As soon as the aerostats rose into the air, the Terrorist fleet receded northward and southward from the batteries. Their guns had a six-mile range, and it did not matter to them which side of the assailed area they lay. They could still hurl their explosives with the same deadly precision on the appointed mark. But with the aerostats it was a very different matter. They could only drop their shells vertically, and where they were not exactly above the object of attack their shells exploded with comparative harmlessness.
As a natural consequence they had to follow the air-ships, not only away from London, but over their own encampments, in order to bring them to anything like close quarters. The aerostats possessed one advantage, and one only, over the air-ships. They were able to rise to a much greater height. But this advantage the air-ships very soon turned into a disadvantage by reason of their immensely superior speed and ease of handling.
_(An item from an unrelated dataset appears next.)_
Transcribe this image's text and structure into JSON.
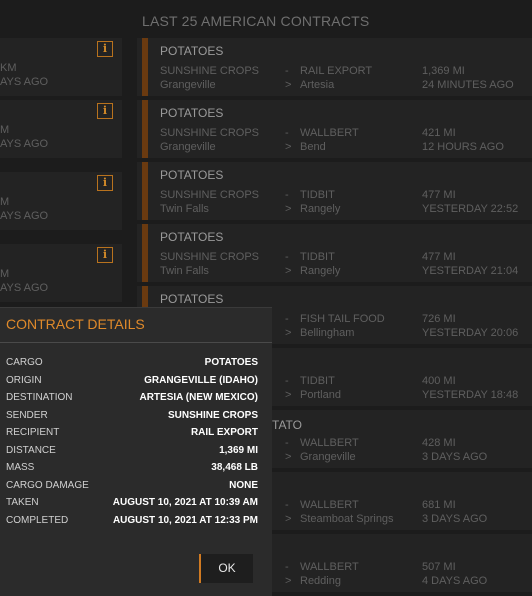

They darted about at such a speed over the heads of the massed forces of the League on either side of London, that it was impossible to drop shells upon them without running the inevitable risk of missing the small and swiftly-moving air-ship, and so causing the shell to burst amidst friends instead of foes.
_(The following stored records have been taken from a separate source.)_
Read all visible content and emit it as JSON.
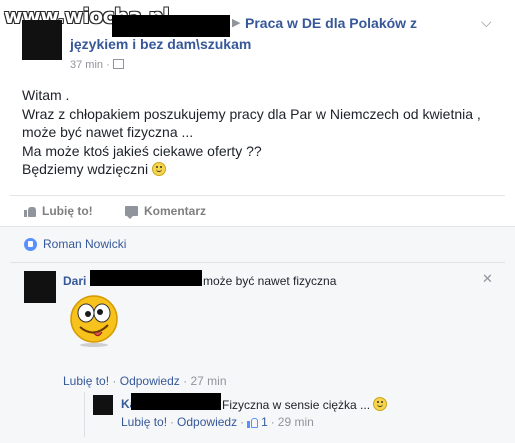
{
  "watermark": "www.wiocha.pl",
  "post": {
    "group_line1": "Praca w DE dla Polaków z",
    "group_line2": "językiem i bez dam\\szukam",
    "time": "37 min",
    "body": [
      "Witam .",
      "Wraz z chłopakiem poszukujemy pracy dla Par w Niemczech od kwietnia ,",
      "może być nawet fizyczna ...",
      "Ma może ktoś jakieś ciekawe oferty ??",
      "Będziemy wdzięczni"
    ]
  },
  "actions": {
    "like": "Lubię to!",
    "comment": "Komentarz"
  },
  "likes": {
    "name": "Roman Nowicki"
  },
  "comment1": {
    "name": "Dari",
    "text": "może być nawet fizyczna",
    "like": "Lubię to!",
    "reply": "Odpowiedz",
    "time": "27 min"
  },
  "comment2": {
    "name": "Kasien",
    "text": "Fizyczna w sensie ciężka ...",
    "like": "Lubię to!",
    "reply": "Odpowiedz",
    "like_count": "1",
    "time": "29 min"
  },
  "icons": {
    "brand_blue": "#365899",
    "like_blue": "#5890ff"
  }
}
Thus the Terrorist fleet, sweeping hither and thither, in wide and ever changing curves, lured the most dangerous assailants of the beleaguered city farther and farther away from the real scene of action, at the very time when they were most urgently needed to support the attacking forces which at that moment were being poured into London.
To destroy the air-ships seemed an impossibility, since they could move at five times the speed of the swiftest aerostat, and yet to return to the bombardment of the city was to leave them free to commit what havoc they pleased upon the encampments of the armies of the League. So they were drawn farther and farther away from the beleaguered city, while their agile enemies, still keeping within their six-mile range, evaded their shells, and yet kept up a constant discharge of their own projectiles upon the salient points of the attack on London.
By four o’clock in the afternoon all the batteries of the besiegers had been put out of action by the aërial bombardment. It was now a matter of man to man and steel to steel, and so the gage of final battle was accepted, and as dusk began to fall over the beleaguered city, the Russian, French and Italian hosts left their lines, and descended from their vantage ground to the assault on London, where the old Lion at bay was waiting for them with claws bared and teeth grinning defiance.